What I hear you saying is…

It seems you may feel…

What appears to be most important to you is…

Visual thinking strategies

At Henry Ford Hospital, all multidisciplinary teams go to the art museum together at the beginning of a new rotation. A trained facilitator takes them to a painting and asks the following questions:

  1. What do you think is happening here?
  2. What do you see that makes you say that?
  3. What else could you see?

All members of the team share their insights and through this process realise that everyone sees things slightly differently, illustrating the importance of shared decision-making. The purpose of the exercise is to demonstrate implicit bias and the importance of mutuality with the intention of building a positive team structure.

Narrative writing

Henry Ford Hospital runs practical workshops where medical staff read literature and poetry and watch films then share what they notice, either verbally or in writing. These reflective exercises encourage doctors to get in touch with their emotional responses and the value that comes with communicating these responses.

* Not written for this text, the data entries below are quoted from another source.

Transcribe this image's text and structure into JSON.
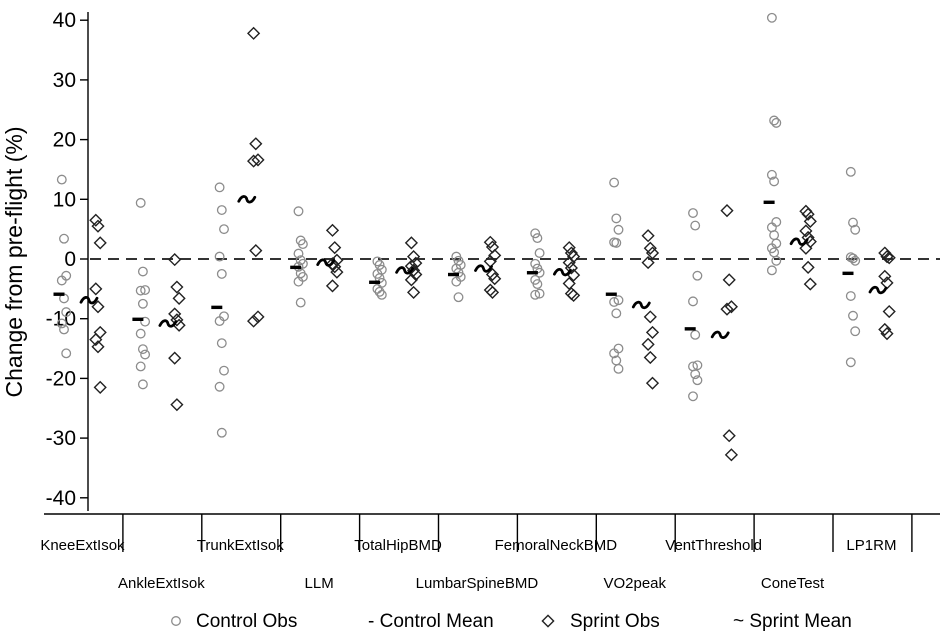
{
  "chart_data": {
    "type": "scatter",
    "ylabel": "Change from pre-flight (%)",
    "ylim": [
      -44,
      44
    ],
    "y_ticks": [
      40,
      30,
      20,
      10,
      0,
      -10,
      -20,
      -30,
      -40
    ],
    "reference_line": 0,
    "grid": false,
    "legend_position": "bottom",
    "legend": [
      {
        "marker": "circle",
        "label": "Control Obs"
      },
      {
        "marker": "dash",
        "label": "- Control Mean"
      },
      {
        "marker": "diamond",
        "label": "Sprint Obs"
      },
      {
        "marker": "tilde",
        "label": "~ Sprint Mean"
      }
    ],
    "categories": [
      "KneeExtIsok",
      "AnkleExtIsok",
      "TrunkExtIsok",
      "LLM",
      "TotalHipBMD",
      "LumbarSpineBMD",
      "FemoralNeckBMD",
      "VO2peak",
      "VentThreshold",
      "ConeTest",
      "LP1RM"
    ],
    "colors": {
      "control": "#8c8c8c",
      "sprint": "#222222",
      "mean": "#000000",
      "refline": "#333333"
    },
    "series": [
      {
        "name": "Control Obs",
        "values": [
          [
            13.3,
            3.4,
            -2.8,
            -3.6,
            -6.6,
            -8.9,
            -10.8,
            -11.8,
            -15.8
          ],
          [
            9.4,
            -2.1,
            -5.2,
            -5.3,
            -7.5,
            -10.5,
            -12.5,
            -15.1,
            -16.0,
            -18.0,
            -21.0
          ],
          [
            12.0,
            8.2,
            5.0,
            0.4,
            -2.5,
            -9.6,
            -10.4,
            -14.1,
            -18.7,
            -21.4,
            -29.1
          ],
          [
            8.0,
            3.1,
            2.5,
            0.9,
            -0.2,
            -0.8,
            -1.3,
            -2.4,
            -3.0,
            -3.8,
            -7.3
          ],
          [
            -0.4,
            -1.0,
            -1.8,
            -2.5,
            -3.2,
            -4.0,
            -5.0,
            -5.5,
            -6.0
          ],
          [
            0.4,
            -0.3,
            -1.0,
            -1.6,
            -2.3,
            -3.0,
            -3.8,
            -6.4
          ],
          [
            4.3,
            3.5,
            1.0,
            -0.8,
            -1.6,
            -2.3,
            -3.5,
            -4.2,
            -5.8,
            -6.0
          ],
          [
            12.8,
            6.8,
            4.9,
            2.8,
            2.7,
            -6.9,
            -7.2,
            -9.1,
            -15.0,
            -15.8,
            -17.0,
            -18.4
          ],
          [
            7.7,
            5.6,
            -2.8,
            -7.1,
            -12.7,
            -17.8,
            -18.0,
            -19.3,
            -20.3,
            -23.0
          ],
          [
            40.4,
            23.2,
            22.8,
            14.1,
            13.0,
            6.2,
            5.3,
            4.0,
            2.6,
            1.8,
            1.1,
            -0.3,
            -1.9
          ],
          [
            14.6,
            6.1,
            4.9,
            0.3,
            0.1,
            -0.3,
            -6.2,
            -9.5,
            -12.1,
            -17.3
          ]
        ]
      },
      {
        "name": "Control Mean",
        "values": [
          -5.9,
          -10.1,
          -8.1,
          -1.4,
          -3.9,
          -2.6,
          -2.3,
          -5.9,
          -11.7,
          9.5,
          -2.4
        ]
      },
      {
        "name": "Sprint Obs",
        "values": [
          [
            6.5,
            5.5,
            2.7,
            -5.0,
            -8.0,
            -12.3,
            -13.5,
            -14.7,
            -21.5
          ],
          [
            -0.1,
            -4.7,
            -6.6,
            -9.2,
            -10.2,
            -11.1,
            -16.6,
            -24.4
          ],
          [
            37.8,
            19.3,
            16.6,
            16.4,
            1.4,
            -9.7,
            -10.4
          ],
          [
            4.8,
            1.9,
            -0.2,
            -0.8,
            -1.3,
            -2.2,
            -4.5
          ],
          [
            2.7,
            0.4,
            -0.7,
            -1.2,
            -1.9,
            -2.6,
            -3.5,
            -5.6
          ],
          [
            2.8,
            2.0,
            0.6,
            -0.4,
            -2.6,
            -3.3,
            -5.2,
            -5.6
          ],
          [
            1.9,
            1.0,
            0.4,
            -0.6,
            -1.5,
            -2.7,
            -4.1,
            -5.8,
            -6.1
          ],
          [
            3.9,
            1.8,
            1.0,
            -0.6,
            -9.7,
            -12.3,
            -14.3,
            -16.5,
            -20.8
          ],
          [
            8.1,
            -3.5,
            -8.0,
            -8.4,
            -29.6,
            -32.8
          ],
          [
            8.0,
            7.5,
            6.3,
            4.7,
            3.6,
            2.9,
            1.8,
            -1.4,
            -4.2
          ],
          [
            1.0,
            0.4,
            0.2,
            -2.9,
            -4.0,
            -8.8,
            -11.8,
            -12.5
          ]
        ]
      },
      {
        "name": "Sprint Mean",
        "values": [
          -6.9,
          -10.8,
          10.0,
          -0.6,
          -1.9,
          -1.6,
          -2.2,
          -7.7,
          -12.7,
          2.9,
          -5.2
        ]
      }
    ]
  }
}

In closing, Dr Awdish stated that she set out to change herself but ended up transforming the culture of her hospital. A powerful and inspiring message for us all.

Now that I am back in Australia and reflecting on my learnings from Montreal, there are a number of actions I intend to take.

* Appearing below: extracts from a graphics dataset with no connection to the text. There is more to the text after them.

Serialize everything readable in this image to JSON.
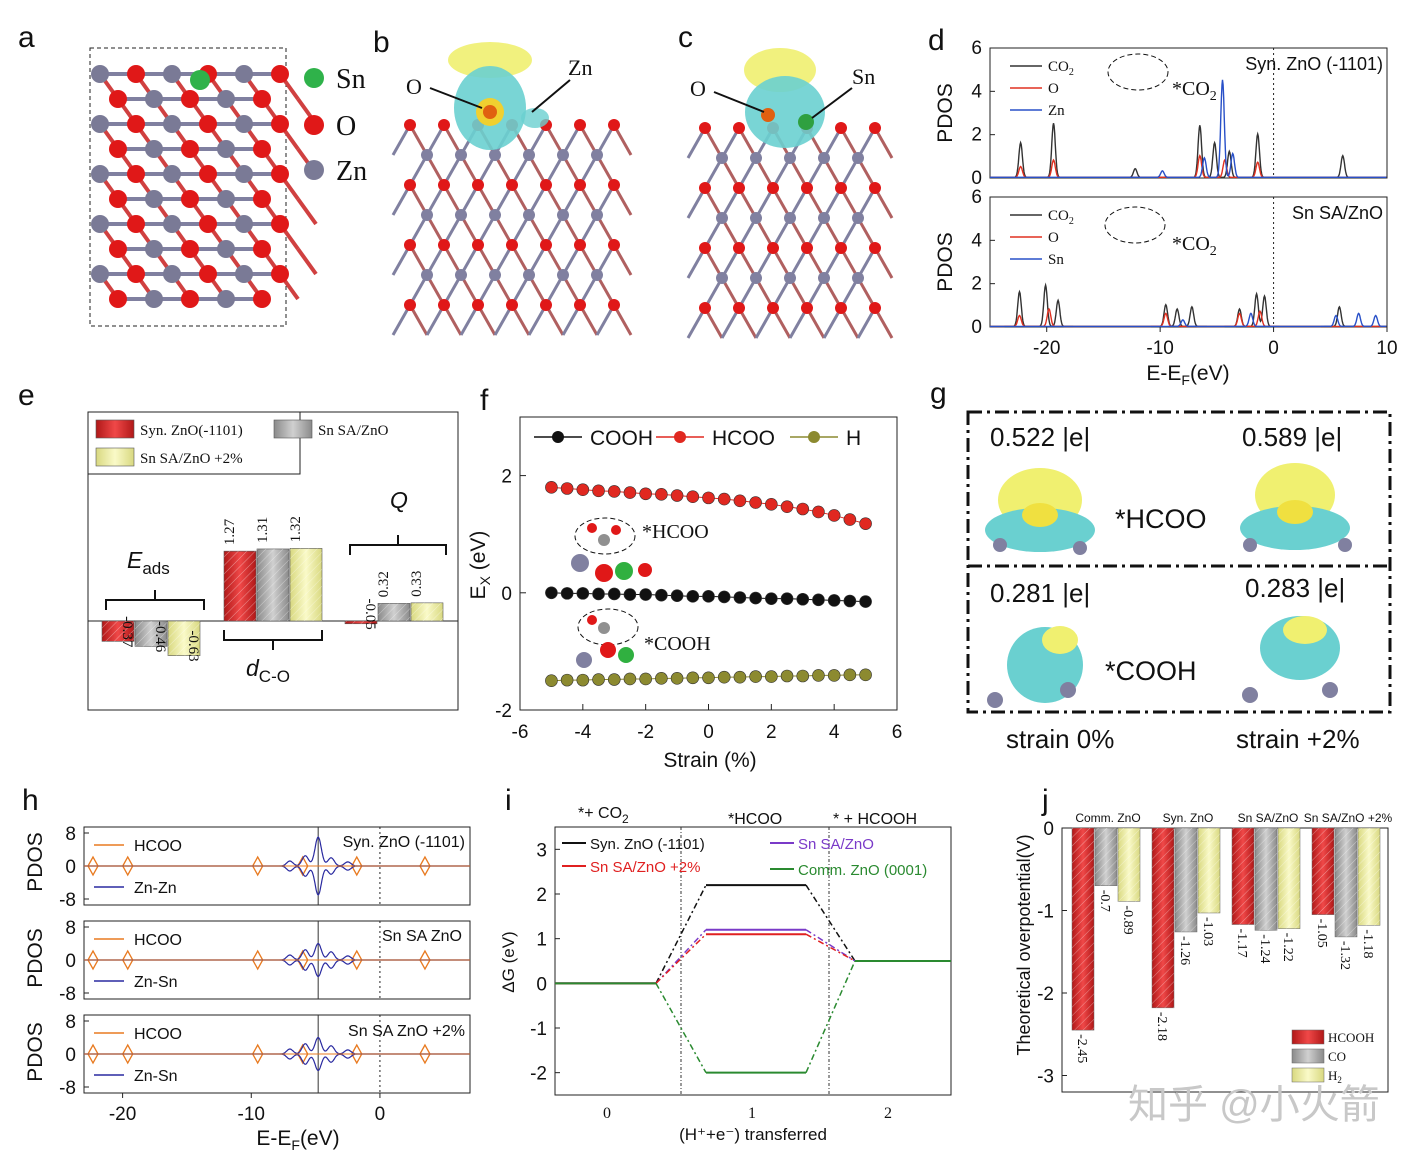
{
  "panels": {
    "a": {
      "label": "a",
      "legend": [
        "Sn",
        "O",
        "Zn"
      ],
      "colors": [
        "#2fb24a",
        "#e01818",
        "#7a7a96"
      ]
    },
    "b": {
      "label": "b",
      "atoms": [
        "O",
        "Zn"
      ]
    },
    "c": {
      "label": "c",
      "atoms": [
        "O",
        "Sn"
      ]
    },
    "d": {
      "label": "d",
      "ylabel": "PDOS",
      "xlabel": "E-E",
      "xlabel_sub": "F",
      "xlabel_unit": "(eV)",
      "top_title": "Syn. ZnO (-1101)",
      "bottom_title": "Sn SA/ZnO",
      "top_legend": [
        "CO",
        "O",
        "Zn"
      ],
      "bottom_legend": [
        "CO",
        "O",
        "Sn"
      ],
      "co2_sub": "2",
      "inset": "*CO",
      "inset_sub": "2",
      "yticks": [
        "0",
        "2",
        "4",
        "6"
      ],
      "xticks": [
        "-20",
        "-10",
        "0",
        "10"
      ]
    },
    "e": {
      "label": "e",
      "legend": [
        "Syn. ZnO(-1101)",
        "Sn SA/ZnO",
        "Sn SA/ZnO +2%"
      ],
      "group_labels": [
        "E",
        "d",
        "Q"
      ],
      "group_subs": [
        "ads",
        "C-O",
        ""
      ]
    },
    "f": {
      "label": "f",
      "ylabel": "E",
      "ylabel_sub": "X",
      "ylabel_unit": " (eV)",
      "xlabel": "Strain (%)",
      "legend": [
        "COOH",
        "HCOO",
        "H"
      ],
      "inset_labels": [
        "*HCOO",
        "*COOH"
      ],
      "yticks": [
        "-2",
        "0",
        "2"
      ],
      "xticks": [
        "-6",
        "-4",
        "-2",
        "0",
        "2",
        "4",
        "6"
      ]
    },
    "g": {
      "label": "g",
      "charges": [
        "0.522 |e|",
        "0.589 |e|",
        "0.281 |e|",
        "0.283 |e|"
      ],
      "species": [
        "*HCOO",
        "*COOH"
      ],
      "strains": [
        "strain 0%",
        "strain +2%"
      ]
    },
    "h": {
      "label": "h",
      "ylabel": "PDOS",
      "xlabel": "E-E",
      "xlabel_sub": "F",
      "xlabel_unit": "(eV)",
      "titles": [
        "Syn. ZnO (-1101)",
        "Sn SA ZnO",
        "Sn SA ZnO +2%"
      ],
      "legend_top": "HCOO",
      "legend_bottom": [
        "Zn-Zn",
        "Zn-Sn",
        "Zn-Sn"
      ],
      "yticks": [
        "8",
        "0",
        "-8"
      ],
      "xticks": [
        "-20",
        "-10",
        "0"
      ]
    },
    "i": {
      "label": "i",
      "ylabel": "ΔG (eV)",
      "xlabel": "(H⁺+e⁻) transferred",
      "stages": [
        "*+ CO",
        "*HCOO",
        "* +  HCOOH"
      ],
      "stage_sub": "2",
      "yticks": [
        "3",
        "2",
        "1",
        "0",
        "-1",
        "-2"
      ],
      "xticks": [
        "0",
        "1",
        "2"
      ]
    },
    "j": {
      "label": "j",
      "ylabel": "Theoretical overpotential(V)",
      "yticks": [
        "0",
        "-1",
        "-2",
        "-3"
      ],
      "legend": [
        "HCOOH",
        "CO",
        "H"
      ],
      "h2_sub": "2"
    }
  },
  "watermark": "知乎 @小火箭",
  "chart_data": [
    {
      "panel": "d-top",
      "type": "line",
      "title": "Syn. ZnO (-1101)",
      "xlim": [
        -25,
        10
      ],
      "ylim": [
        0,
        6
      ],
      "series": [
        {
          "name": "CO2",
          "color": "#333333",
          "peaks": [
            [
              -22.3,
              1.6
            ],
            [
              -19.4,
              2.5
            ],
            [
              -12.2,
              0.4
            ],
            [
              -6.5,
              2.4
            ],
            [
              -5.2,
              1.6
            ],
            [
              -3.9,
              1.2
            ],
            [
              -1.4,
              2.0
            ],
            [
              6.1,
              1.0
            ]
          ]
        },
        {
          "name": "O",
          "color": "#e03020",
          "peaks": [
            [
              -22.3,
              0.5
            ],
            [
              -19.4,
              0.8
            ],
            [
              -6.5,
              1.0
            ],
            [
              -4.3,
              0.8
            ],
            [
              -1.4,
              0.7
            ]
          ]
        },
        {
          "name": "Zn",
          "color": "#2850c8",
          "peaks": [
            [
              -9.8,
              0.3
            ],
            [
              -6.1,
              0.9
            ],
            [
              -4.5,
              4.5
            ],
            [
              -3.6,
              1.1
            ]
          ]
        }
      ]
    },
    {
      "panel": "d-bottom",
      "type": "line",
      "title": "Sn SA/ZnO",
      "xlim": [
        -25,
        10
      ],
      "ylim": [
        0,
        6
      ],
      "series": [
        {
          "name": "CO2",
          "color": "#333333",
          "peaks": [
            [
              -22.4,
              1.6
            ],
            [
              -20.1,
              1.9
            ],
            [
              -19.0,
              1.2
            ],
            [
              -9.5,
              1.0
            ],
            [
              -8.5,
              0.8
            ],
            [
              -7.2,
              0.9
            ],
            [
              -3.0,
              0.8
            ],
            [
              -1.5,
              1.5
            ],
            [
              -0.8,
              1.4
            ],
            [
              5.8,
              0.9
            ]
          ]
        },
        {
          "name": "O",
          "color": "#e03020",
          "peaks": [
            [
              -22.4,
              0.5
            ],
            [
              -19.8,
              0.8
            ],
            [
              -9.5,
              0.6
            ],
            [
              -3.0,
              0.6
            ],
            [
              -1.2,
              0.7
            ]
          ]
        },
        {
          "name": "Sn",
          "color": "#2850c8",
          "peaks": [
            [
              -8.0,
              0.3
            ],
            [
              -2.0,
              0.6
            ],
            [
              5.5,
              0.5
            ],
            [
              7.5,
              0.6
            ],
            [
              9.0,
              0.5
            ]
          ]
        }
      ]
    },
    {
      "panel": "e",
      "type": "bar",
      "categories": [
        "Eads",
        "dC-O",
        "Q"
      ],
      "series": [
        {
          "name": "Syn. ZnO(-1101)",
          "values": [
            -0.37,
            1.27,
            -0.05
          ],
          "color": "#d42a2a"
        },
        {
          "name": "Sn SA/ZnO",
          "values": [
            -0.46,
            1.31,
            0.32
          ],
          "color": "#a8a8a8"
        },
        {
          "name": "Sn SA/ZnO +2%",
          "values": [
            -0.63,
            1.32,
            0.33
          ],
          "color": "#ecec9c"
        }
      ]
    },
    {
      "panel": "f",
      "type": "line",
      "xlabel": "Strain (%)",
      "xlim": [
        -6,
        6
      ],
      "ylim": [
        -2,
        3
      ],
      "x": [
        -5,
        -4.5,
        -4,
        -3.5,
        -3,
        -2.5,
        -2,
        -1.5,
        -1,
        -0.5,
        0,
        0.5,
        1,
        1.5,
        2,
        2.5,
        3,
        3.5,
        4,
        4.5,
        5
      ],
      "series": [
        {
          "name": "COOH",
          "color": "#111111",
          "values": [
            0.0,
            -0.01,
            -0.01,
            -0.02,
            -0.02,
            -0.03,
            -0.03,
            -0.04,
            -0.05,
            -0.06,
            -0.06,
            -0.07,
            -0.08,
            -0.09,
            -0.1,
            -0.1,
            -0.11,
            -0.12,
            -0.13,
            -0.14,
            -0.15
          ]
        },
        {
          "name": "HCOO",
          "color": "#e02820",
          "values": [
            1.8,
            1.78,
            1.76,
            1.74,
            1.73,
            1.71,
            1.69,
            1.68,
            1.66,
            1.64,
            1.62,
            1.6,
            1.57,
            1.54,
            1.51,
            1.47,
            1.43,
            1.38,
            1.32,
            1.25,
            1.18
          ]
        },
        {
          "name": "H",
          "color": "#8c8a30",
          "values": [
            -1.5,
            -1.49,
            -1.49,
            -1.48,
            -1.48,
            -1.47,
            -1.47,
            -1.46,
            -1.46,
            -1.45,
            -1.45,
            -1.44,
            -1.44,
            -1.43,
            -1.43,
            -1.42,
            -1.42,
            -1.41,
            -1.41,
            -1.4,
            -1.4
          ]
        }
      ]
    },
    {
      "panel": "h",
      "type": "line",
      "xlim": [
        -23,
        7
      ],
      "ylim": [
        -8,
        8
      ],
      "series": [
        {
          "name": "HCOO"
        },
        {
          "name": "Zn-Zn"
        },
        {
          "name": "Zn-Sn"
        }
      ]
    },
    {
      "panel": "i",
      "type": "line",
      "xlabel": "(H⁺+e⁻) transferred",
      "ylabel": "ΔG (eV)",
      "ylim": [
        -2.5,
        3.5
      ],
      "series": [
        {
          "name": "Syn. ZnO (-1101)",
          "color": "#111111",
          "values": [
            0,
            2.2,
            0.5
          ]
        },
        {
          "name": "Sn SA/ZnO",
          "color": "#7a3ac8",
          "values": [
            0,
            1.2,
            0.5
          ]
        },
        {
          "name": "Sn SA/ZnO +2%",
          "color": "#e02020",
          "values": [
            0,
            1.1,
            0.5
          ]
        },
        {
          "name": "Comm. ZnO (0001)",
          "color": "#2a8a30",
          "values": [
            0,
            -2.0,
            0.5
          ]
        }
      ]
    },
    {
      "panel": "j",
      "type": "bar",
      "categories": [
        "Comm. ZnO",
        "Syn. ZnO",
        "Sn SA/ZnO",
        "Sn SA/ZnO +2%"
      ],
      "ylim": [
        -3.2,
        0
      ],
      "series": [
        {
          "name": "HCOOH",
          "values": [
            -2.45,
            -2.18,
            -1.17,
            -1.05
          ],
          "color": "#d42a2a"
        },
        {
          "name": "CO",
          "values": [
            -0.7,
            -1.26,
            -1.24,
            -1.32
          ],
          "color": "#a8a8a8"
        },
        {
          "name": "H2",
          "values": [
            -0.89,
            -1.03,
            -1.22,
            -1.18
          ],
          "color": "#ecec9c"
        }
      ]
    }
  ]
}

I already have an (almost) daily meditation and yoga practice, which I will continue. I have read MD Aware: A Mindful Medical Practice Course Guide and will be facilitating this seven-week course with my 10 Rural Clinical School (RCS) medical students in Busselton in 2020 under the guidance of Dr Hutchinson. I plan to establish a “Whole Person Care” interest group with academic colleagues from the RCS. I also anticipate facilitating regular debriefing sessions with my medical students to discuss the challenges they face, both personally and professionally.

I hope that each of these actions will allow me to strengthen my ability to provide whole person care and inspire my students to master this essential clinical skill.